Thank you to Log Cabin for sponsoring my post about updated traditions in my household. To learn more about Log Cabin Syrups (which are all free of High Fructose Corn Syrup), breakfast for dinner, and other new ways to update traditions in your home, click here. I was selected for this sponsorship by the Clever Girls Collective, which endorses Blog With Integrity, as I do.
One of the things I appreciate about being out as an adult is the chance to start my own traditions. Where as a child I might bring in the new year watching fireworks, as an adult, I bring in the new year praying with my friends. When Sunday breakfast used to be a box of fresh donuts, now it’s a nice batch of buttermilk pancakes.

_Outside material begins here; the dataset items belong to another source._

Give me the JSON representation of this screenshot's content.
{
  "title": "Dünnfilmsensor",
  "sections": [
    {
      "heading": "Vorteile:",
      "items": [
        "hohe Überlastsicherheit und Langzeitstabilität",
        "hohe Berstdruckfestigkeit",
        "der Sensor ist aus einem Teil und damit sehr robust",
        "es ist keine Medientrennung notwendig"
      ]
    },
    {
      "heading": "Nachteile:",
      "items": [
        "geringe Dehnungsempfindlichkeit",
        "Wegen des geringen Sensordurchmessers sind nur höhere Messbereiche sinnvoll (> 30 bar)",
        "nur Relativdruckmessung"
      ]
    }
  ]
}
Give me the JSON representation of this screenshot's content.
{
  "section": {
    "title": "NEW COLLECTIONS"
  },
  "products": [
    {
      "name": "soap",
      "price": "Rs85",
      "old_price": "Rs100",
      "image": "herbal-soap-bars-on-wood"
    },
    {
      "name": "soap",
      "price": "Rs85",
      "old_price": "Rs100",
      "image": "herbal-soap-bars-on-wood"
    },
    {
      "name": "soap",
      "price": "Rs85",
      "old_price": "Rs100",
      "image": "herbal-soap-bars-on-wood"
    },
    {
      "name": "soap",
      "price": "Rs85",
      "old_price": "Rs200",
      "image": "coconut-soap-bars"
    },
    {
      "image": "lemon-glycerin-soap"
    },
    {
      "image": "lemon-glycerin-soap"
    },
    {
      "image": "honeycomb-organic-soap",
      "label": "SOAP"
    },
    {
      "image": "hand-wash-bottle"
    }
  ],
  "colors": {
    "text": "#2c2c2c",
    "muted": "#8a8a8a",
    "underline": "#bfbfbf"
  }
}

Becoming an adult is about forging your own path, writing your own story, living your own life. That’s not to say that you can’t take with you some of the lessons from your childhood. They – after all – did make you the person you are today. But part of growing means you’re constantly getting better, constantly tweaking and improving on things that have room for improvement.
I know one of those areas for me is in the cooking arena. This blog has documented many of my journeys with cooking, and I think it’s fairly clear that I am (or was) a strictly “by the cookbook” type of chef. As half engineer, my analytical mind wants to look at numbers and measure things precisely. But that isn’t what cooking is about. If you stick to the book all the time, then you’re stuck with someone else’s taste. Fortunately, one of my friends is a master at cooking for flavor, and has helped me to embrace the flavorful, heartfelt side of cooking.
Because of his assistance, I’ve been able to create my new go-to-makes-everyone-happy side dish. And what’s so great about the dish is that it’s basically taking an off-the-shelf product, and just adding a little bit of something something to make it so much better. Do you want to know what it is?
My Secret Ingredient Baked Beans.
Yup. Beans, beans the musical fruit. What I do is take a can of baked beans from the grocery store and as I’m heating them up, I stir in my secret ingredient. *whispers*Log Cabin Syrup*stops whispering* The syrup adds a delicious sweet maple flavor to your beans. Even if your beans are already flavored, adding the syrup makes it so much better. And going completely against my engineering side, I don’t measure or count – I just give the bottle of syrup a good squeeze or two.
I’m so excited because now, where traditionally, I would just be someone that eats the yummy food everyone else makes, now I am the one cooking up the beans that people can’t stop eating. They’re my new go-to- side-dish for when friends come over to eat. It’s my very first food tradition. *beams*
As I mentioned before, I also have been tweaking some of my breakfast traditions. Breakfast for me used to be a bowl of cereal or a donut – most usually eaten on the go. Now, I actually COOK breakfast – meaning eggs, bacon, pancakes, hash browns. I used to follow an old cookbook pancake recipe, but recently found an amazing buttermilk recipe that makes totally delicious pancakes. Maybe one day I will share it with you. And of course, my pancakes have to be smothered in Log Cabin syrup. YUM.
Those are just a couple of ways where I’m forging my own path – starting new traditions for myself, and for my friends and family. What about you? Do you stick to old traditions or do you update them as you grow older?
I’m impressed they went back to sugar–I looked at the website. I’ll have to check it out next time I need to buy syrup. We like having breakfast for dinner: eggs, bacon or sausage, and pancakes. Yum!
Yeah – I think sugar makes a big difference in flavor.
Love breakfast for dinner! Sometimes I’m just too lazy though, LOL.
it makes a huge difference in the flavor–and I haven’t tasted it yet.